200 m³ de neige manquaient en bas de la station : normal entre pluie et dérèglement climatique !
Depuis des jours maintenant, seuls les skieurs aguerris redescendent jusqu’en bas ski au pied dans un fin couloir de neige. Pour les autres, c’est le système D, surtout que par sa configuration, Montclar permet difficilement de redescendre en télésiège ski au pied. Du côté de MDS, qui gère les remontées mécaniques, on a pensé à plusieurs solutions. Amener les gens à ski au plus près de la gare du télésiège du Belvédère, afin d’embarquer les usagers à la descente, mais il faut encore faire quelques centaines de mètres les skis à la main ou en poussant sur les bâtons. Ou encore tracter les skieurs en scooter des neiges jusqu’à l’embarquement. « La fréquentation de la deuxième semaine des vacances de Noël ne permet plus de bidouiller notre retour. L’enjeu économique de cette deuxième semaine est d’environ 150 000 € pour MDS et de 900 000 € pour l’ensemble des socioprofessionnels », estime le président de MDS, Alain Quièvre.
Pour sauver leur fric, les grands moyens ont donc été employés, ce qui a offert un spectacle désolant dans la station.

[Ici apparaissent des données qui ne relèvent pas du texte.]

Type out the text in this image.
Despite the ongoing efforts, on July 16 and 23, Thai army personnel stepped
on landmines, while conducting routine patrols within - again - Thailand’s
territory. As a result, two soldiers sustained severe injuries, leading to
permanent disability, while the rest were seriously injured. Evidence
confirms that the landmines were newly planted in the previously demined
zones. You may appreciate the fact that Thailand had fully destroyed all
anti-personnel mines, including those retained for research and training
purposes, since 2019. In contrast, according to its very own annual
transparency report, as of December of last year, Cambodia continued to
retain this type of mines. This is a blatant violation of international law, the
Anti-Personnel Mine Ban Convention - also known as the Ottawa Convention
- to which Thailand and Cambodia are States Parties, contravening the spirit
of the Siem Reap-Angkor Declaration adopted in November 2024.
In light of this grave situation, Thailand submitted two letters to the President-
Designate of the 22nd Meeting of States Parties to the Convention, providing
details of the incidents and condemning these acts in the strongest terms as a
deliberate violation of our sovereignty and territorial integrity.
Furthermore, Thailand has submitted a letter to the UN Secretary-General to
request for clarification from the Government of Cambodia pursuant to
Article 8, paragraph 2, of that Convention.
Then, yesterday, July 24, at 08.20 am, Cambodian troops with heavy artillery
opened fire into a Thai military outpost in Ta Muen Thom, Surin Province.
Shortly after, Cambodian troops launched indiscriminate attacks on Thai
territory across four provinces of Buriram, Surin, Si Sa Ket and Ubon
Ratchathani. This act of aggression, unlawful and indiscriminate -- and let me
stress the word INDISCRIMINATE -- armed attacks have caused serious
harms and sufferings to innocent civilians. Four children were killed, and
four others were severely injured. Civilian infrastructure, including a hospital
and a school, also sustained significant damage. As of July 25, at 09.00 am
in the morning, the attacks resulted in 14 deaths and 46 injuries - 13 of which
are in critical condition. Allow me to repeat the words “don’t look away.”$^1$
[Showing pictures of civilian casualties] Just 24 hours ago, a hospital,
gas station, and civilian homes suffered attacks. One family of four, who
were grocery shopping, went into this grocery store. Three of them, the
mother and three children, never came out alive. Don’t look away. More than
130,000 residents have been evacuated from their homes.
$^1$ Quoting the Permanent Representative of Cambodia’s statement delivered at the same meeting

Un hélicoptère a passé une partie de la journée de samedi à amener de la neige du plateau de la Chau jusqu’au bas de la station, pour combler les 200 m³ manquants pour que le retour en station se fasse pour les skieurs de tous niveaux.
80 rotations par hélicoptère : gaspillage et cout démesuré !
« Le coût de cette opération est estimé à 8 000 € la journée. Le bureau l’a validée à l’unanimité, après avoir pesé le pour et le contre, estimé les impacts d’image, de satisfaction client, économiques, environnementaux. » Une démarche décriée par certains observateurs, notamment pour son impact environnemental. Ainsi, près de 80 rotations ont été faites pour héliporter à chaque reprise trois mètres cubes d’or blanc. « Parallèlement, nous allons acquérir un scooter qui remontera les débutants du téléski de la combe au sommet du TSD6. Nous avons pris une mesure complémentaire en autorisant la production de neige de culture à des conditions très limites », conclut Alain Quièvre.
Environnement et sport passent à la trappe. Encore un effort et on touche le fond.